Sales director Peter Mitchel MW said the wholesaler was moving away from an ad hoc buying strategy to concentrate on building the range in a more determined and deliberate way, admitting that despite having “some great wines”, the wholesaler had lost direction in the last few years.

The arrival of new md Hugh Sturges from Berry Bros & Rudd last March had helped reinvigorate the business and determine its new direction, he said, with the result that there was now a “collection thought” of taking the business forward.

“There had been a slow drift, but over the last twelve months there has been a concerted effort to know exactly what we want to sell and who we want to sell it to,” he told db.

As the new range starts to “bed-in” for the next 6-9 months, Mitchel said the plan was to ramp up in-store tastings across its estate and build its presence, before further developing the range again to number around 500-600 wines.

“There is room for scope – and also the budget – to add another 80 wines,” he said. “But we will continue to stock wines that our customers demand, like Cloudy Bay,”

Jeroboam md Hugh Sturges is spearheading the company’s five-year strategy for growth

Areas for future development include Spain, Hungary, Western Australia, including Victoria and Tasmania, and potentially South Africa, Mitchel said, although he admitted the latter was a “hard sell” in the London on-trade. The country still tended to suffer from a poor reputation, with few ‘icon’ brands that could provide a halo effect the country could “rest its quality” on, despite producing some great wines.

“We are not ignoring France, but we already have a strong list and there is less obvious work to be done,” he noted.

The team is also boosting its focus on training, which he said was particularly important for the “complex” Italian category.

“Italy is a complex subject and it is about trying to educate [our customers’] staff and taken them on a journey – they need to be prepared to go off-piste. There is more demand for Italian wine, but we need to lead people away from the few that they know. So we’re training them to know the difference between different crus in Barolo and what is new in Puglia.”

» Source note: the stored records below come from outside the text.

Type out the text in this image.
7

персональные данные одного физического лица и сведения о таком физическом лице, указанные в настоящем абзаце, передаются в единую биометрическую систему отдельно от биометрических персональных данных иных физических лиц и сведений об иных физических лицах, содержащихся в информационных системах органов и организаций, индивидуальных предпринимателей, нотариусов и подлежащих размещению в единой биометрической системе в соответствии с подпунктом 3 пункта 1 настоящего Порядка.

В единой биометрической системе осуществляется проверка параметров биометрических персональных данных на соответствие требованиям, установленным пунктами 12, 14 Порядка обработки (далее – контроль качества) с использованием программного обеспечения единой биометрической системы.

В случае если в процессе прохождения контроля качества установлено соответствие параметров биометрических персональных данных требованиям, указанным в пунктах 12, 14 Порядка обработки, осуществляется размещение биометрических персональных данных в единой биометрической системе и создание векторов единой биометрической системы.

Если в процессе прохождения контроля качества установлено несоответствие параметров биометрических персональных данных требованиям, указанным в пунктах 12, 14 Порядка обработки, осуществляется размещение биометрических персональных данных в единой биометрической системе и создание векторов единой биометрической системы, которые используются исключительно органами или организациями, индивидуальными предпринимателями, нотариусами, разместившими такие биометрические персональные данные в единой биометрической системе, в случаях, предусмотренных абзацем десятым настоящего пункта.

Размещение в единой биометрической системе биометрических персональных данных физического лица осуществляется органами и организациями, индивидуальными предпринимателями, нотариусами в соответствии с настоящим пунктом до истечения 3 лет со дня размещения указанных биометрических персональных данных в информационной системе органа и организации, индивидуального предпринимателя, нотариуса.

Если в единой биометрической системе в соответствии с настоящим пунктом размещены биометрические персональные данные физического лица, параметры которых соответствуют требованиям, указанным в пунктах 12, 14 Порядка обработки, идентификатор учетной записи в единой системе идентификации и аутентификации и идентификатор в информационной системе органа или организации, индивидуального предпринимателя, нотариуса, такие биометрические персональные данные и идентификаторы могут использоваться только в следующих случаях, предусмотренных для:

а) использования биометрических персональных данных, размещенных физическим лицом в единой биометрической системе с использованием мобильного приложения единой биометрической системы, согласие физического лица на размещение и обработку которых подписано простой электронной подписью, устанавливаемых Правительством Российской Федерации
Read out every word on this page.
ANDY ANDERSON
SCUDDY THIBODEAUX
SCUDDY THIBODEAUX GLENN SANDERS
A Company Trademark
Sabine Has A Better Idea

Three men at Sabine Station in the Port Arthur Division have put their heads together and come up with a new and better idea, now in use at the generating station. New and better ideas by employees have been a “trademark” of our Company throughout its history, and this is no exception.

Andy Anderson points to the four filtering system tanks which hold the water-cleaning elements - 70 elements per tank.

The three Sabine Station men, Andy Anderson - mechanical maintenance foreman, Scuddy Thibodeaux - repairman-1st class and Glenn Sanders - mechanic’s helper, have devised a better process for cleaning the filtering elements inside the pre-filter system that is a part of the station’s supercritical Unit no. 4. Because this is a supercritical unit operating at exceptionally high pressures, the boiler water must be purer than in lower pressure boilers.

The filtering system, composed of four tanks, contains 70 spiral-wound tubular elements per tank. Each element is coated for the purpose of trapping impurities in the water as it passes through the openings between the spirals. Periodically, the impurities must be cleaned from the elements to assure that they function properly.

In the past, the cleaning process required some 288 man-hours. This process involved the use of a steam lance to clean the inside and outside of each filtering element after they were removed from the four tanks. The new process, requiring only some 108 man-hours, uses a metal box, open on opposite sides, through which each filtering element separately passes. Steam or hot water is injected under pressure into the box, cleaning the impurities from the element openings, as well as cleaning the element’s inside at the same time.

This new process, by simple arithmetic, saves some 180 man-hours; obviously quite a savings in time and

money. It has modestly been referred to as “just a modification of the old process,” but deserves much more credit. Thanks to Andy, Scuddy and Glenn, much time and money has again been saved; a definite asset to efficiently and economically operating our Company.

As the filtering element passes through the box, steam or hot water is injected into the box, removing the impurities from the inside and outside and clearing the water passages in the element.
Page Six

Around 85% of the company’s business lies in the UK on-trade, with 15% coming from independent wine retailers dotted around the country, which the business is keen to expand in a manageable way over the next five years.

The new range follows the launch of a new five-year plan by parent company and retail arm Jeroboams, on the back of significant investment. It plans to o boost the retail business with the intention of reaching a dozen stores.